El fallo valida plenamente la Convención Interamericana sobre Desaparición Forzada de Personas, incorporada al derecho interno mediante Ley 32 de 1995.

La mencionada ley –sostienen los magistrados– establece que la desaparición forzada de personas constituye un “ultraje a la conciencia del hemisferio y una ofensa grave a la dignidad humana”.

Para el tribunal, los hechos que giran en torno a la muerte de Gantes no permiten considerar la prescripción de la acción penal.

“Es importante destacar –señalan– que nuestra legislación ha adoptado los convenios internacionales que contienen normas referentes a los crímenes contra la humanidad, incluyendo las que regulan la imprescriptibilidad”.

El Segundo Tribunal encontró no solo contrario a la ley, sino “injusto” declarar la prescripción de la acción penal en el caso.

El cadáver

En cuanto al argumento de que, al no haberse encontrado los restos, se creaban dudas en la tipificación (la diferencia entre el homicidio o la desaparición forzosa de personas), el Tribunal sentó su posición: se trata de un delito de lesa humanidad.

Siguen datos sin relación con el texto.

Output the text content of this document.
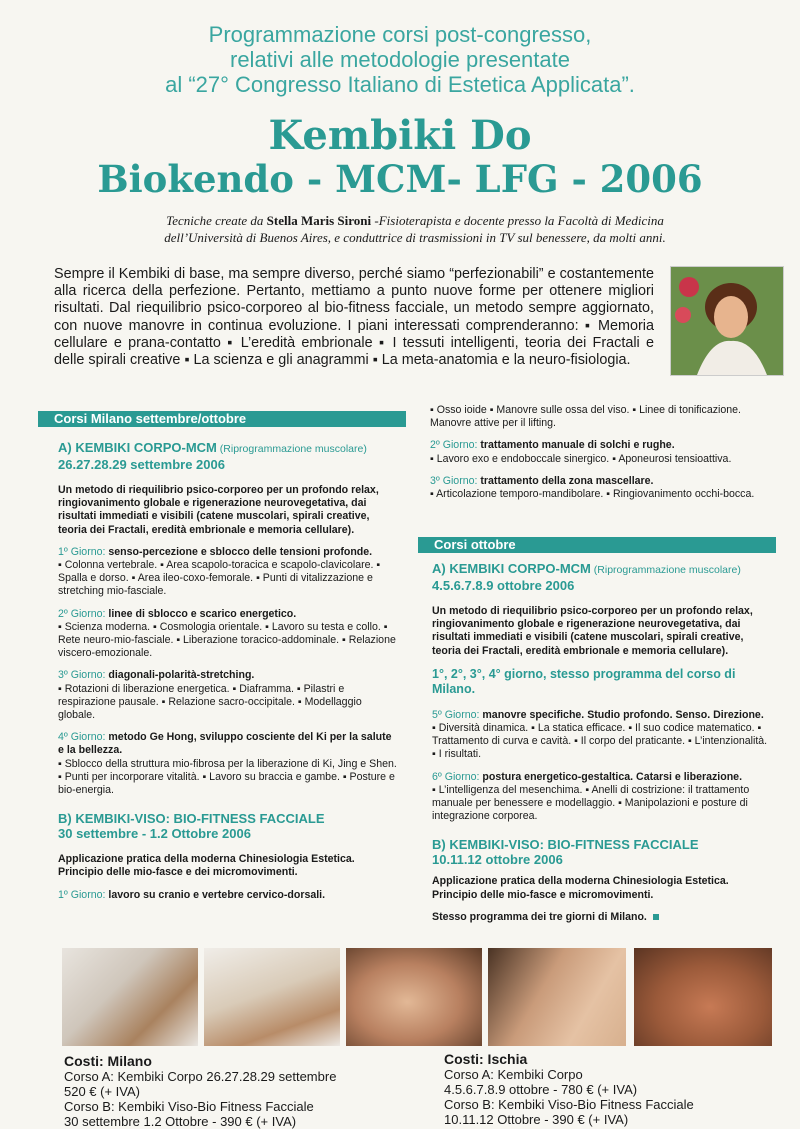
Programmazione corsi post-congresso,
relativi alle metodologie presentate
al “27° Congresso Italiano di Estetica Applicata”.
Kembiki Do
Biokendo - MCM- LFG - 2006
Tecniche create da Stella Maris Sironi -Fisioterapista e docente presso la Facoltà di Medicina
dell’Università di Buenos Aires, e conduttrice di trasmissioni in TV sul benessere, da molti anni.
Sempre il Kembiki di base, ma sempre diverso, perché siamo “perfezionabili” e costantemente alla ricerca della perfezione. Pertanto, mettiamo a punto nuove forme per ottenere migliori risultati. Dal riequilibrio psico-corporeo al bio-fitness facciale, un metodo sempre aggiornato, con nuove manovre in continua evoluzione. I piani interessati comprenderanno: ▪ Memoria cellulare e prana-contatto ▪ L’eredità embrionale ▪ I tessuti intelligenti, teoria dei Fractali e delle spirali creative ▪ La scienza e gli anagrammi ▪ La meta-anatomia e la neuro-fisiologia.
Corsi Milano settembre/ottobre
A) KEMBIKI CORPO-MCM (Riprogrammazione muscolare)
26.27.28.29 settembre 2006

Un metodo di riequilibrio psico-corporeo per un profondo relax, ringiovanimento globale e rigenerazione neurovegetativa, dai risultati immediati e visibili (catene muscolari, spirali creative, teoria dei Fractali, eredità embrionale e memoria cellulare).

1º Giorno: senso-percezione e sblocco delle tensioni profonde.
▪ Colonna vertebrale. ▪ Area scapolo-toracica e scapolo-clavicolare. ▪ Spalla e dorso. ▪ Area ileo-coxo-femorale. ▪ Punti di vitalizzazione e stretching mio-fasciale.

2º Giorno: linee di sblocco e scarico energetico.
▪ Scienza moderna. ▪ Cosmologia orientale. ▪ Lavoro su testa e collo. ▪ Rete neuro-mio-fasciale. ▪ Liberazione toracico-addominale. ▪ Relazione viscero-emozionale.

3º Giorno: diagonali-polarità-stretching.
▪ Rotazioni di liberazione energetica. ▪ Diaframma. ▪ Pilastri e respirazione pausale. ▪ Relazione sacro-occipitale. ▪ Modellaggio globale.

4º Giorno: metodo Ge Hong, sviluppo cosciente del Ki per la salute e la bellezza.
▪ Sblocco della struttura mio-fibrosa per la liberazione di Ki, Jing e Shen. ▪ Punti per incorporare vitalità. ▪ Lavoro su braccia e gambe. ▪ Posture e bio-energia.

B) KEMBIKI-VISO: BIO-FITNESS FACCIALE
30 settembre - 1.2 Ottobre 2006

Applicazione pratica della moderna Chinesiologia Estetica. Principio delle mio-fasce e dei micromovimenti.

1º Giorno: lavoro su cranio e vertebre cervico-dorsali.

▪ Osso ioide ▪ Manovre sulle ossa del viso. ▪ Linee di tonificazione. Manovre attive per il lifting.

2º Giorno: trattamento manuale di solchi e rughe.
▪ Lavoro exo e endoboccale sinergico. ▪ Aponeurosi tensioattiva.

3º Giorno: trattamento della zona mascellare.
▪ Articolazione temporo-mandibolare. ▪ Ringiovanimento occhi-bocca.

Corsi ottobre
A) KEMBIKI CORPO-MCM (Riprogrammazione muscolare)
4.5.6.7.8.9 ottobre 2006

Un metodo di riequilibrio psico-corporeo per un profondo relax, ringiovanimento globale e rigenerazione neurovegetativa, dai risultati immediati e visibili (catene muscolari, spirali creative, teoria dei Fractali, eredità embrionale e memoria cellulare).

1°, 2°, 3°, 4° giorno, stesso programma del corso di Milano.

5º Giorno: manovre specifiche. Studio profondo. Senso. Direzione.
▪ Diversità dinamica. ▪ La statica efficace. ▪ Il suo codice matematico. ▪ Trattamento di curva e cavità. ▪ Il corpo del praticante. ▪ L’intenzionalità. ▪ I risultati.

6º Giorno: postura energetico-gestaltica. Catarsi e liberazione.
▪ L’intelligenza del mesenchima. ▪ Anelli di costrizione: il trattamento manuale per benessere e modellaggio. ▪ Manipolazioni e posture di integrazione corporea.

B) KEMBIKI-VISO: BIO-FITNESS FACCIALE
10.11.12 ottobre 2006

Applicazione pratica della moderna Chinesiologia Estetica. Principio delle mio-fasce e micromovimenti.

Stesso programma dei tre giorni di Milano.

Costi: Milano
Corso A: Kembiki Corpo 26.27.28.29 settembre
520 € (+ IVA)
Corso B: Kembiki Viso-Bio Fitness Facciale
30 settembre 1.2 Ottobre - 390 € (+ IVA)
Costi: Ischia
Corso A: Kembiki Corpo
4.5.6.7.8.9 ottobre - 780 € (+ IVA)
Corso B: Kembiki Viso-Bio Fitness Facciale
10.11.12 Ottobre - 390 € (+ IVA)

Para los magistrados Sáenz y Mendieta, la desaparición forzada de personas implica la negativa del agente del Estado de informar a la sociedad qué sucedió con determinada persona que desapareció como consecuencia de su ideología política.

“Las autoridades militares nunca respondieron por la desaparición física de Gantes, ya que a la fecha ni sus familiares ni sus amigos y compañeros lo han vuelto a ver, y se tiene probado en autos que pertenecía a un movimiento contrario al régimen que imperaba”.